- Supreme Court of the United States

Argued October 15, 1974 Decided January 15, 1975
- Full case name: James R. Schlesinger, Secretary of Defense, et al. v. Ballard
- Citations: 419 U.S. 498 (more) 95 S. Ct. 572; 42 L. Ed. 2d 610; 1975 U.S. LEXIS 22; 9 Fair Empl. Prac. Cas. (BNA) 33; 9 Empl. Prac. Dec. (CCH) ¶ 9894

Case history
- Prior: Appeal from the United States District Court for the Southern District of California

Holding
- The Court upheld a federal statute that granted female Naval officers four more years of commissioned service before mandatory discharge than male Naval officers.

Court membership
- Chief Justice Warren E. Burger Associate Justices William O. Douglas · William J. Brennan Jr.
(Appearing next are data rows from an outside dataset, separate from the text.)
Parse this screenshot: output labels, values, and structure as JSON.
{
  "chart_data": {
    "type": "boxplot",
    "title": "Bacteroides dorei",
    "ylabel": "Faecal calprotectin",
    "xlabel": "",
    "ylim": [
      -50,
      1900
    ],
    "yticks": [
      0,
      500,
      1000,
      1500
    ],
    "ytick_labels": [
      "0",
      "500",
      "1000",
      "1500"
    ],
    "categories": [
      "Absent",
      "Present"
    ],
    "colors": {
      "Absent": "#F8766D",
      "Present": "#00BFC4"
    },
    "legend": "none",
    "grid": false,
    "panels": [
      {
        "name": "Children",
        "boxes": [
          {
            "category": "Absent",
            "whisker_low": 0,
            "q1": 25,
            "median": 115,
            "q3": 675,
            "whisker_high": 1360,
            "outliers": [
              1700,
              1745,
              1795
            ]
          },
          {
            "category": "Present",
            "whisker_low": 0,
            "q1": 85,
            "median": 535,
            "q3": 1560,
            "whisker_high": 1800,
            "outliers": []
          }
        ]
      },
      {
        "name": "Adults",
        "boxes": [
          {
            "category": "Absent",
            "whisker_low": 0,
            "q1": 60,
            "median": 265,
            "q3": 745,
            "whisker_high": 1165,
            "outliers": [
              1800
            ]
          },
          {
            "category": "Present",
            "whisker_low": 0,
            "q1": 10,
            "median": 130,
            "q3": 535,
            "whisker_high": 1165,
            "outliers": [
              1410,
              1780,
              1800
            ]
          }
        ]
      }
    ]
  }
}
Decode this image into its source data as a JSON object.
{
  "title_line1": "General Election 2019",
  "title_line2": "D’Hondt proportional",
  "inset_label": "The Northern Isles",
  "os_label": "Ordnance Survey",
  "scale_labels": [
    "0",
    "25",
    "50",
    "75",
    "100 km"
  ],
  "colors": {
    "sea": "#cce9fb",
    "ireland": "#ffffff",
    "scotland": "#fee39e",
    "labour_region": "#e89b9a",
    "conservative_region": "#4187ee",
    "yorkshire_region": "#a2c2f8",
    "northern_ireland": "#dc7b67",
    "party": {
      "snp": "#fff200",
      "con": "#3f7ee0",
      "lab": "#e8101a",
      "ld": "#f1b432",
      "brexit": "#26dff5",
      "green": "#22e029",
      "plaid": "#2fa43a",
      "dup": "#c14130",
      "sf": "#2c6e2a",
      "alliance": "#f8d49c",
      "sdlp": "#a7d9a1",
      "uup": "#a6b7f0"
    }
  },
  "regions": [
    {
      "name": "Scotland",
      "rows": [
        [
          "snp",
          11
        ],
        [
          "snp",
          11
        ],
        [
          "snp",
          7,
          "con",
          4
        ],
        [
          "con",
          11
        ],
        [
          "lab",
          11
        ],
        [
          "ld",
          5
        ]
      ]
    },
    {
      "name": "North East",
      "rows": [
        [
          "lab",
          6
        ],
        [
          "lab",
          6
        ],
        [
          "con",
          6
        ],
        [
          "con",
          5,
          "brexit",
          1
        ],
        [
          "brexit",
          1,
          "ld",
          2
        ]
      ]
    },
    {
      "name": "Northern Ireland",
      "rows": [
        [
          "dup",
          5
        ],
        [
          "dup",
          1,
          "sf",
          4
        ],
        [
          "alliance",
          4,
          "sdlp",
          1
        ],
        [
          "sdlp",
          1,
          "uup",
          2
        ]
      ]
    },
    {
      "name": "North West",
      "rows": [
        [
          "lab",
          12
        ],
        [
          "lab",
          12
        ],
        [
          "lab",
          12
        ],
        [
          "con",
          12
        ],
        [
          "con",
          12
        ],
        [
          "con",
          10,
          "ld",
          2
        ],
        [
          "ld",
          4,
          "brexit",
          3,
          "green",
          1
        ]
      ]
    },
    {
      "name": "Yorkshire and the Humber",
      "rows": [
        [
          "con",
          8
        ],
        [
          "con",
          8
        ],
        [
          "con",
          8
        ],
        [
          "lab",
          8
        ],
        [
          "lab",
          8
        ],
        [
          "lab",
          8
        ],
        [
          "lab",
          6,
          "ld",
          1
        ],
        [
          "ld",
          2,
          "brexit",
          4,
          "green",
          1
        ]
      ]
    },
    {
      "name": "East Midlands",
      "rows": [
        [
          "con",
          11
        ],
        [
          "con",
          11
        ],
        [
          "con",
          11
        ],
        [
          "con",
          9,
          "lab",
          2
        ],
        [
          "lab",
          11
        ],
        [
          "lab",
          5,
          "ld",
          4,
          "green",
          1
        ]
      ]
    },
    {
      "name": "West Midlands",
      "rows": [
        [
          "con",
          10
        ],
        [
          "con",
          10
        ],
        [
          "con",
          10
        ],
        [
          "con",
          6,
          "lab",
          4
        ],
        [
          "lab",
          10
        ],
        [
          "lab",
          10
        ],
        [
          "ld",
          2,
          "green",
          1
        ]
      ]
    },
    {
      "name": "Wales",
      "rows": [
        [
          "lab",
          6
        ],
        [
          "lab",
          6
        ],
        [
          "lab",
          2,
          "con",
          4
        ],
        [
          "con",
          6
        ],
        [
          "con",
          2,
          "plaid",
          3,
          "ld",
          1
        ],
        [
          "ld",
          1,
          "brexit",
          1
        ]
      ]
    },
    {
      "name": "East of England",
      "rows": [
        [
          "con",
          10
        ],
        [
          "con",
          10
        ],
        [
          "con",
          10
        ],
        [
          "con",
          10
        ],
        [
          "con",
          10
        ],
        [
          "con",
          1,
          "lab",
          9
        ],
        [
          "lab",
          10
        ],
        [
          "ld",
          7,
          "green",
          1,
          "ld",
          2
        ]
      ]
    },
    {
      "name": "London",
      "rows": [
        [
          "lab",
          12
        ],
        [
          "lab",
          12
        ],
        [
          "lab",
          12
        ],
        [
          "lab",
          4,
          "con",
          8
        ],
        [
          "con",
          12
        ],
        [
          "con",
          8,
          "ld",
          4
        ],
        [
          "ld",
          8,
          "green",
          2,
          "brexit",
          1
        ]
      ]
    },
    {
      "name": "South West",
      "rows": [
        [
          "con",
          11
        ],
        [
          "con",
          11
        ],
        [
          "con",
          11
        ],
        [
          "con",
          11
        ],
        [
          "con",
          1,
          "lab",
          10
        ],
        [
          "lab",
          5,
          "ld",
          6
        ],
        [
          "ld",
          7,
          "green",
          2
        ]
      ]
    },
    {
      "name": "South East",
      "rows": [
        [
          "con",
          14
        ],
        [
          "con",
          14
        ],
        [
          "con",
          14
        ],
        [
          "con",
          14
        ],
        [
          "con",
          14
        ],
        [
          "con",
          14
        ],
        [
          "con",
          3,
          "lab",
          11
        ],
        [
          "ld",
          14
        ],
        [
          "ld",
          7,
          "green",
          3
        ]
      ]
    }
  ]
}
Potter Stewart · Byron White Thurgood Marshall · Harry Blackmun Lewis F. Powell Jr. · William Rehnquist

Case opinions
- Majority: Stewart, joined by Burger, Blackmun, Powell, Rehnquist
- Dissent: Brennan, joined by Douglas, Marshall
- Dissent: White

Laws applied
- U.S. Const. amend. V

= Schlesinger v. Ballard =

Schlesinger v. Ballard, 419 U.S. 498 (1975), was a United States Supreme Court case that upheld a federal statute granting female Naval officers four more years of commissioned service before mandatory discharge than male Naval officers. A group of naval officers who were discharged prior to their tenth year of commissioned service, as a result of not being promoted, received a lower rate of separation pay than female officers who were permitted to remain in service longer and receive three additional promotion board opportunities. As a result, the female officers who failed to be promoted received a higher rate of separation pay over their male counterparts. Ballard, a male officer who was passed over earned $15,000 in separation pay, but if he had been a similarly situated female officer, he argued that he would have received over $200,000 in separation pay. Ballard had also served as an enlisted sailor, but his eighteen years of total service was not enough to earn a military retirement. Although Justice Harry Blackmun's clerk pointed this out in a memorandum, Blackmun responded "We are first of all, dealing with the military and not with some civilian set-up, and I suppose this adds a protective factor to the government's position."

== Decision ==
A federal statute granted female Naval officers thirteen years of commissioned service while allowing only nine years of commissioned service for male Naval officers before mandatory discharge. The Supreme Court held that the law passed intermediate scrutiny equal protection analysis because women, excluded from combat duty, had fewer opportunities for advancement in the military. The Court found the statute to directly compensate for the past statutory barriers to advancement did violate the Constitution. The Court' approach to the appeal was, unlike Frontiero v. Richardson, part of a line of appeals in which it displayed deference to the military.